I don't know if a static analysis tool would be actually apart of the the
standard
go language/build but more likely to be a separate tool. I might be able to
build go to C or ASM and see if existing tools would correctly analyze that
code.

For Go, the threat model is entirely different from that of C/C++, I doubt
existing static analyzer could help. Also, I'm not aware of any Go to
C translator
that could handle the full language.

As others have said, the biggest risks for (pure) Go program are not
uninitialized
memory, corrupted heap or buffer overflow.
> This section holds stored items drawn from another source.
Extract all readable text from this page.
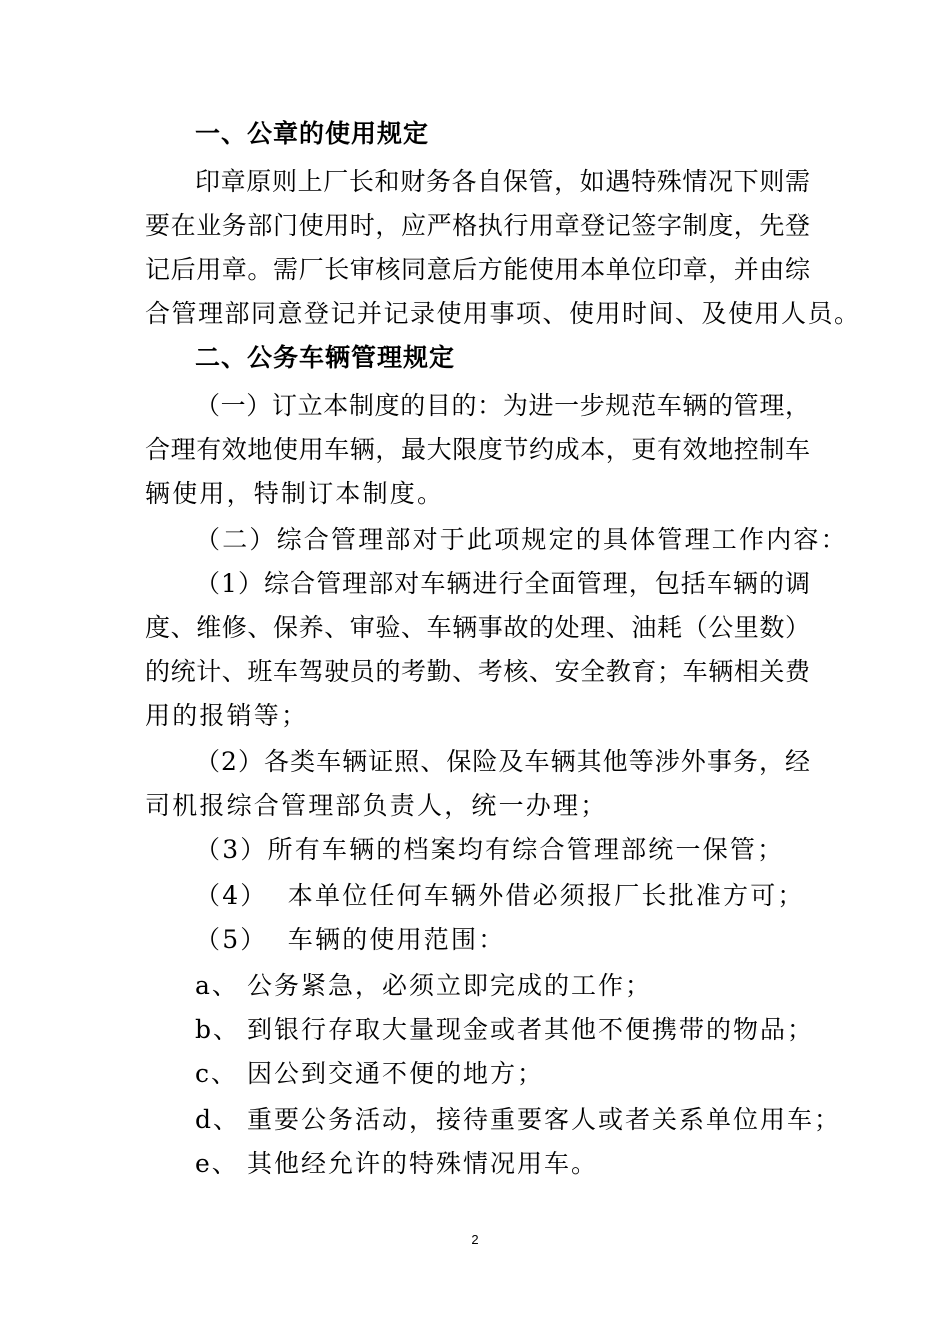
一、公章的使用规定
印章原则上厂长和财务各自保管，如遇特殊情况下则需
要在业务部门使用时，应严格执行用章登记签字制度，先登
记后用章。需厂长审核同意后方能使用本单位印章，并由综
合管理部同意登记并记录使用事项、使用时间、及使用人员。
二、公务车辆管理规定
（一）订立本制度的目的：为进一步规范车辆的管理，
合理有效地使用车辆，最大限度节约成本，更有效地控制车
辆使用，特制订本制度。
（二）综合管理部对于此项规定的具体管理工作内容：
（1）综合管理部对车辆进行全面管理，包括车辆的调
度、维修、保养、审验、车辆事故的处理、油耗（公里数）
的统计、班车驾驶员的考勤、考核、安全教育；车辆相关费
用的报销等；
（2）各类车辆证照、保险及车辆其他等涉外事务，经
司机报综合管理部负责人，统一办理；
（3）所有车辆的档案均有综合管理部统一保管；
（4）  本单位任何车辆外借必须报厂长批准方可；
（5）  车辆的使用范围：
a、 公务紧急，必须立即完成的工作；
b、 到银行存取大量现金或者其他不便携带的物品；
c、 因公到交通不便的地方；
d、 重要公务活动，接待重要客人或者关系单位用车；
e、 其他经允许的特殊情况用车。
2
It's data race, and data race is
very hard to statically analyze, esp. if the program has been translated to
assembly or even C. (I'm not even sure static data race detector can detect
non-trivial data race.)

To understand the security aspect of a project, it's better to have a (deep)
understanding of the project itself.

Why port paxtest to Go? PaX is a OS-level protection scheme, I don't think
it matters which languages are you using.

Also, for pure Go programs, it is not possible to have buffer overflows.
To execute arbitrary code in pure Go without unsafe, you need to use
data race. But the heap (and stack) are both non-executable.

Assume the attacker somehow gained full execution control of a Go process,
which is very hard, much harder than programs written in unsafe languages
like C/C++, ROP and return to libc (or, rather, runtime and syscall package)
could still work in theory, but those kind of attacks are not blocked by PaX
either.

In conclusion, if your server only runs Go programs, PaX isn't that useful.
Also keep in mind that pure Go programs are statically linked, so ASLR is
not effective either. Even if you use external linking, Go binaries are not
PIE, so ASLR is still not effective.

Running Go process inside a seccomp mode 2 container is possible, but
you will have to write very sophisticated rules to support the Go runtime,
and there is high chance that a bug in your syscall filter program could be
exploited. On the other hand, Go supports NativeClient, so if you don't trust
Go, use the NaCl port, and write seccomp mode 2 for sel_ldr (still hard).
See also the issue (3405) iant cited for seccomp support in Go.

Putting Go inside a namespace based container might also help.